Tous les enjeux de ce nouvel opéra sont posés dès l'incroyable premier morceau, « The Day That The World Breaks Down », pièce épique qui leur impose une urgence dramatique ainsi qu'un souffle épique qui ne redescendra guère durant tout la durée de
The Source. Les « Alphans » sont condamnés à l'exil et doivent chercher tous les moyens possibles pour s'extirper de leur condition. Alors que James LaBrie, au-dessus de la mêlée, expose les différentes situations en utilisant une tessiture solennelle qui évoque le flegme d'un Gardien de Marvel, c'est tout un écosystème de personnages qui se livre une bataille mélodique de tous les instants qui tranche avec la subtilité et la délicatesse de
The Theory Of Everything (2013) pour imposer un retour aux fondamentaux du metal progressif. Pour le coup,
The Source ne reproduit en aucun cas la douceur de son aîné, en proposant un début d'album sur les chapeaux de roue. Déchaînée, cette ouverture cataclysmique donne le ton de ce qui sera l'un des albums les plus pugnace du Hollandais : tour à tour, Russell Allen, avec sa présence immédiatement reconnaissable, Tommy Karevik ou encore Tobias Sammet hissent l'album vers les sommets de l'emphase, avec leurs phrasés puissants et emblématiques.
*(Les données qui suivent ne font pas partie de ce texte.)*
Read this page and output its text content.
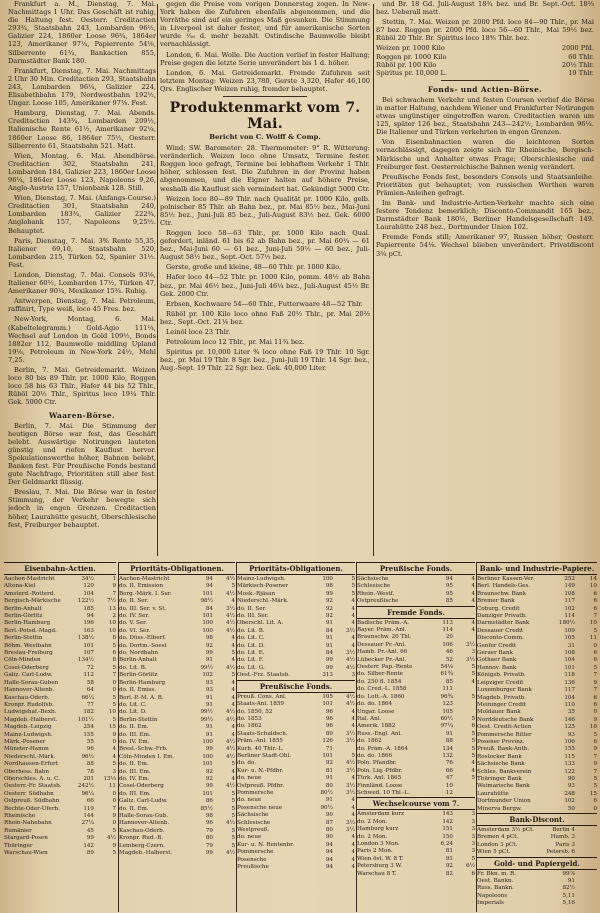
Frankfurt a. M., Dienstag, 7. Mai. Nachmittags 1 Uhr. Das Geschäft ist ruhig, die Haltung fest. Oesterr. Creditactien 293¾, Staatsbahn 243, Lombarden 96½, Galizier 224, 1860er Loose 96¾, 1864er 123, Amerikaner 97¼, Papierrente 54⅛, Silberrente 61¾, Bankactien 855, Darmstädter Bank 180.

Frankfurt, Dienstag, 7. Mai. Nachmittags 2 Uhr 30 Min. Creditactien 293, Staatsbahn 243, Lombarden 96¼, Galizier 224, Elisabethbahn 179, Nordwestbahn 192½, Ungar. Loose 105, Amerikaner 97⅛. Fest.

Hamburg, Dienstag, 7. Mai. Abends. Creditactien 143¾, Lombarden 209½, Italienische Rente 61½, Amerikaner 92¼, 1860er Loose 86, 1864er 75½, Oesterr. Silberrente 61, Staatsbahn 521. Matt.

Wien, Montag, 6. Mai. Abendbörse. Creditactien 302, Staatsbahn 241, Lombarden 184, Galizier 223, 1860er Loose 96¼, 1864er Loose 123, Napoleons 9,26, Anglo-Austria 157, Unionbank 128. Still.

Wien, Dienstag, 7. Mai. (Anfangs-Course.) Creditactien 301, Staatsbahn 240, Lombarden 183¾, Galizier 222¾, Anglobank 157, Napoleons 9,25½. Behauptet.

Paris, Dienstag, 7. Mai. 3% Rente 55,35, Italiener 69,10, Staatsbahn 520, Lombarden 215, Türken 52, Spanier 31½. Fest.

London, Dienstag, 7. Mai. Consols 93⅛, Italiener 60½, Lombarden 17½, Türken 47, Amerikaner 90¼, Mexikaner 15¾. Ruhig.

Antwerpen, Dienstag, 7. Mai. Petroleum, raffinirt, Type weiß, loco 45 Fres. bez.

New-York, Montag, 6. Mai. (Kabeltelegramm.) Gold-Agio 111¼, Wechsel auf London in Gold 109½, Bonds 1882er 112, Baumwolle middling Upland 19⅛, Petroleum in New-York 24½, Mehl 7,25.

Berlin, 7. Mai. Getreidemarkt. Weizen loco 80 bis 89 Thlr. pr. 1000 Kilo, Roggen loco 58 bis 63 Thlr., Hafer 44 bis 52 Thlr., Rüböl 20½ Thlr., Spiritus loco 19¼ Thlr. Gek. 5000 Ctr.

Waaren-Börse.

Berlin, 7. Mai. Die Stimmung der heutigen Börse war fest, das Geschäft belebt. Auswärtige Notirungen lauteten günstig und riefen Kauflust hervor. Spekulationswerthe höher, Bahnen belebt, Banken fest. Für Preußische Fonds bestand gute Nachfrage, Prioritäten still aber fest. Der Geldmarkt flüssig.

Breslau, 7. Mai. Die Börse war in fester Stimmung, der Verkehr bewegte sich jedoch in engen Grenzen. Creditactien höher, Laurahütte gesucht, Oberschlesische fest, Freiburger behauptet.

gegen die Preise vom vorigen Donnerstag zogen. In New-York haben die Zufuhren ebenfalls abgenommen, und die Vorräthe sind auf ein geringes Maß gesunken. Die Stimmung in Liverpool ist daher fester, und für amerikanische Sorten wurde ¹⁄₁₆ d. mehr bezahlt. Ostindische Baumwolle bleibt vernachlässigt.

London, 6. Mai. Wolle. Die Auction verlief in fester Haltung; Preise gegen die letzte Serie unverändert bis 1 d. höher.

London, 6. Mai. Getreidemarkt. Fremde Zufuhren seit letztem Montag: Weizen 23,780, Gerste 3,320, Hafer 46,100 Qrs. Englischer Weizen ruhig, fremder behauptet.

Produktenmarkt vom 7. Mai.
Bericht von C. Wolff & Comp.

Wind: SW. Barometer: 28. Thermometer: 9° R. Witterung: veränderlich. Weizen loco ohne Umsatz, Termine fester. Roggen loco gefragt, Termine bei lebhaftem Verkehr 1 Thlr. höher, schlossen fest. Die Zufuhren in der Provinz haben abgenommen, und die Eigner halten auf höhere Preise, weshalb die Kauflust sich vermindert hat. Gekündigt 5000 Ctr.

Weizen loco 80—89 Thlr. nach Qualität pr. 1000 Kilo, gelb. polnischer 85 Thlr. ab Bahn bez., pr. Mai 85½ bez., Mai-Juni 85½ bez., Juni-Juli 85 bez., Juli-August 83½ bez. Gek. 6000 Ctr.

Roggen loco 58—63 Thlr., pr. 1000 Kilo nach Qual. gefordert, inländ. 61 bis 62 ab Bahn bez., pr. Mai 60¼ — 61 bez., Mai-Juni 60 — 61 bez., Juni-Juli 59½ — 60 bez., Juli-August 58½ bez., Sept.-Oct. 57½ bez.

Gerste, große und kleine, 48—60 Thlr. pr. 1000 Kilo.

Hafer loco 44—52 Thlr. pr. 1000 Kilo, pomm. 48½ ab Bahn bez., pr. Mai 46½ bez., Juni-Juli 46¼ bez., Juli-August 45½ Br. Gek. 2000 Ctr.

Erbsen, Kochwaare 54—60 Thlr., Futterwaare 48—52 Thlr.

Rüböl pr. 100 Kilo loco ohne Faß 20½ Thlr., pr. Mai 20⅔ bez., Sept.-Oct. 21⅙ bez.

Leinöl loco 23 Thlr.

Petroleum loco 12 Thlr., pr. Mai 11¾ bez.

Spiritus pr. 10,000 Liter % loco ohne Faß 19 Thlr. 10 Sgr. bez., pr. Mai 19 Thlr. 8 Sgr. bez., Juni-Juli 19 Thlr. 14 Sgr. bez., Aug.-Sept. 19 Thlr. 22 Sgr. bez. Gek. 40,000 Liter.

und Br. 18 Gd. Juli-August 18¾ bez. und Br. Sept.-Oct. 18⅔ bez. Ueberall matt.

Stettin, 7. Mai. Weizen pr. 2000 Pfd. loco 84—90 Thlr., pr. Mai 87 bez. Roggen pr. 2000 Pfd. loco 56—60 Thlr., Mai 59½ bez. Rüböl 20 Thlr. Br. Spiritus loco 18⅘ Thlr. bez.

Weizen pr. 1000 Kilo	2000 Pfd.
Roggen pr. 1000 Kilo	60 Thlr.
Rüböl pr. 100 Kilo	20½ Thlr.
Spiritus pr. 10,000 L.	19 Thlr.
Fonds- und Actien-Börse.

Bei schwachem Verkehr und festen Coursen verlief die Börse in matter Haltung, nachdem Wiener und Frankfurter Notirungen etwas ungünstiger eingetroffen waren. Creditactien waren um 125, später 126 bez., Staatsbahn 243—242½, Lombarden 96¼. Die Italiener und Türken verkehrten in engen Grenzen.

Von Eisenbahnactien waren die leichteren Sorten vernachlässigt, dagegen zeigte sich für Rheinische, Bergisch-Märkische und Anhalter etwas Frage; Oberschlesische und Freiburger fest. Oesterreichische Bahnen wenig verändert.

Preußische Fonds fest, besonders Consols und Staatsanleihe. Prioritäten gut behauptet; von russischen Werthen waren Prämien-Anleihen gefragt.

Im Bank- und Industrie-Actien-Verkehr machte sich eine festere Tendenz bemerklich; Disconto-Commandit 165 bez., Darmstädter Bank 180½, Berliner Handelsgesellschaft 149. Laurahütte 248 bez., Dortmunder Union 102.

Fremde Fonds still; Amerikaner 97, Russen höher, Oesterr. Papierrente 54⅛. Wechsel blieben unverändert. Privatdiscont 3¾ pCt.

Eisenbahn-Actien.
Aachen-Mastricht	34½	1
Altona-Kiel	120	9
Amsterd.-Rotterd.	104	7
Bergisch-Märkische	122½	7½
Berlin-Anhalt	185	13
Berlin-Görlitz	94	2
Berlin-Hamburg	196	10
Berl.-Potsd.-Magd.	163	10
Berlin-Stettin	138½	8
Böhm. Westbahn	101	5
Breslau-Freiburg	107	6
Cöln-Minden	134½	8
Cosel-Oderberg	72	5
Galiz. Carl-Ludw.	112	7
Halle-Sorau-Guben	58	0
Hannover-Altenb.	64	0
Kaschau-Oderb.	66¼	5
Kronpr. Rudolfsb.	77	5
Ludwigshaf.-Bexb.	182	10
Magdeb.-Halberst.	101½	5
Magdeb.-Leipzig	254	15
Mainz-Ludwigsh.	155	9
Märk.-Posener	55	0
Münster-Hamm	96	4
Niederschl.-Märk.	96½	4
Nordhausen-Erfurt	88	5
Oberhess. Bahn	78	3
Oberschles. A. u. C.	201	13⅓
Oesterr.-Fr. Staatsb.	242½	11
Oesterr. Südbahn	96¼	0
Ostpreuß. Südbahn	66	0
Rechte-Oder-Uferb.	119	7
Rheinische	144	9
Rhein-Nahebahn	27¼	0
Rumänier	45	5
Stargard-Posen	99	4½
Thüringer	142	9
Warschau-Wien	89	5
Prioritäts-Obligationen.
Aachen-Mastricht	94	4½
do. II. Emission	94	5
Berg.-Märk. I. Ser.	101	4½
do. II. Ser.	98½	4
do. III. Ser. v. St.	84	3½
do. IV. Ser.	101	4½
do. V. Ser.	100	4½
do. VI. Ser.	100	4½
do. Düss.-Elberf.	98	4
do. Dortm.-Soest	92	4
do. Nordbahn	99	5
Berlin-Anhalt	91	4
do. Lit. B.	99½	4½
Berlin-Görlitz	102	5
Berlin-Hamburg	93	4
do. II. Emiss.	93	4
Berl.-P.-M. A. B.	91	4
do. Lit. C.	91	4
do. Lit. D.	99½	4½
Berlin-Stettin	99½	4½
do. II. Em.	91	4
do. III. Em.	91	4
do. IV. Em.	100	4½
Bresl.-Schw.-Frb.	99	4½
Cöln-Minden I. Em.	100	4½
do. II. Em.	101	5
do. III. Em.	92	4
do. IV. Em.	92	4
Cosel-Oderberg	99	4½
do. III. Em.	101	5
Galiz. Carl-Ludw.	86	5
do. II. Em.	85½	5
Halle-Sorau-Gub.	98	5
Hannover-Altenb.	96	4½
Kaschau-Oderb.	79	5
Kronpr. Rud.-B.	80	5
Lemberg-Czern.	79	5
Magdeb.-Halberst.	99	4½
Prioritäts-Obligationen.
Mainz-Ludwigsh.	100	5
Märkisch-Posener	98	5
Mosk.-Rjäsan	99	5
Niederschl.-Märk.	92	4
do. II. Ser.	92	4
do. III. Ser.	92	4
Oberschl. Lit. A.	91	4
do. Lit. B.	84	3½
do. Lit. C.	91	4
do. Lit. D.	91	4
do. Lit. E.	84	3½
do. Lit. F.	99	4½
do. Lit. G.	99	4½
Oest.-Frz. Staatsb.	313	3
Preußische Fonds.
Preuß. Cons. Anl.	105	4½
Staats-Anl. 1859	101	4½
do. 1850, 52	96	4
do. 1853	96	4
do. 1862	96	4
Staats-Schuldsch.	89	3½
Präm.-Anl. 1855	126	3½
Kurh. 40 Thlr.-L.	71
Berliner Stadt-Obl.	101	5
do. do.	92	4½
Kur- u. N.-Pfdbr.	81	3½
do. neue	91	4
Ostpreuß. Pfdbr.	80	3½
Pommersche	80½	3½
do. neue	91	4
Posensche neue	90½	4
Sächsische	90	4
Schlesische	87	3½
Westpreuß.	80	3½
do. neue	90	4
Kur- u. N. Rentenbr.	94	4
Pommersche	94	4
Posensche	94	4
Preußische	94	4
Preußische Fonds.
Sächsische	94	4
Schlesische	95	4
Rhein.-Westf.	95	4
Ostpreußische	85	4
Fremde Fonds.
Badische Präm.-A.	113	4
Bayer. Präm.-Anl.	114	4
Braunschw. 20 Thl.	20
Dessauer Pr.-Anl.	106	3½
Hamb. Pr.-Anl. 66	46	3
Lübecker Pr.-Anl.	52	3½
Oesterr. Pap.-Rente	54⅛	5
do. Silber-Rente	61¾	5
do. 250 fl. 1854	85	4
do. Cred.-L. 1858	111
do. Lott.-A. 1860	96¾	5
do. do. 1864	123
Ungar. Loose	105
Ital. Anl.	60½	5
Amerik. 1882	97¼	6
Russ.-Engl. Anl.	91	5
do. 1862	88	5
do. Präm.-A. 1864	134	5
do. do. 1866	132	5
Poln. Pfandbr.	76	4
Poln. Liq.-Pfdbr.	66	4
Türk. Anl. 1865	47	5
Finnländ. Loose	10
Schwed. 10 Thl.-L.	12
Wechselcourse vom 7.
Amsterdam kurz	143	3
do. 2 Mon.	142	3
Hamburg kurz	151	3
do. 2 Mon.	150	3
London 3 Mon.	6,24	3
Paris 2 Mon.	81	3
Wien öst. W. 8 T.	91	5
Petersburg 3 W.	92	6½
Warschau 8 T.	82	6
Bank- und Industrie-Papiere.
Berliner Kassen-Ver.	252	14
Berl. Handels-Ges.	149	10
Braunschw. Bank	108	6
Bremer Bank	117	6
Coburg. Credit	102	6
Danziger Privatb.	114	7
Darmstädter Bank	180½	10
Dessauer Credit	109	5
Disconto-Comm.	165	11
Genfer Credit	31	0
Geraer Bank	108	6
Gothaer Bank	104	6
Hannov. Bank	101	5
Königsb. Privatb.	118	7
Leipziger Credit	136	9
Luxemburger Bank	117	7
Magdeb. Privatb.	104	6
Meininger Credit	110	6
Moldauer Bank	35	0
Norddeutsche Bank	146	9
Oest. Credit-Actien	125	10
Pommersche Ritter	93	5
Posener Provinz.	106	6
Preuß. Bank-Anth.	155	9
Rostocker Bank	115	7
Sächsische Bank	133	9
Schles. Bankverein	122	7
Thüringer Bank	90	5
Weimarische Bank	93	5
Laurahütte	248	15
Dortmunder Union	102	6
Minerva Bergw.	50	0
Bank-Discont.
Amsterdam 3½ pCt.	Berlin 4
Bremen 4 pCt.	Hamb. 3
London 3 pCt.	Paris 3
Wien 5 pCt.	Petersb. 6
Gold- und Papiergeld.
Fr. Bkn. m. R.	99⅞
Oest. Bankn.	91
Russ. Bankn.	82½
Napoleons	5,11
Imperials	5,16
Ayreon n'en oublie pas pour autant ce qui fait l'essence de sa musique : la présence du clavier, qui vient sublimer les gros « palm mutes » de guitare par ses multiples envolées, tantôt portées par un délicieux orgue Hammond toujours très présent, tantôt infusées par des sonorités futuristes qui répondent à la science-fiction des paroles par des attaques de synthétiseur criardes ou graves. « Run! Apocalypse! Run! » comporte probablement l'une des meilleures envolées de clavier du genre. Le break à 2'26'', qui voit cet instrument mener la danse avec une créativité débridée, s'avère totalement anthologique et hisse l'album vers les sommets de l'épique. Le chef-d'orchestre a une nouvelle fois fait l'effort de lifter ses sonorités et de les rendre plus modernes qu'à l'accoutumée, même si on relèvera, non sans un certain plaisir, quelques fautes de goût bien senties héritées des décennies précédentes. « Everybody Dies » arrive particulièrement bien à illustrer ces deux tendances antagonistes, avec des idées innovantes issues de l'indus qui viennent se fracasser sur des passages un peu datés à l'image de la ligne de clavier mélodique – un peu hors-sujet par rapport au ton général de l'album – qui parsème un morceau délicieusement bourrin par ailleurs. En tout cas, bien aidé par une production cristalline sublimant la grande maestria de partitions pilotées par la batterie agressive d'Ed Warby qui joue des coudes pour imposer une ossature très metal à ses compositions grandiloquentes,
Ayreon dispose d'une puissance de feu inédite.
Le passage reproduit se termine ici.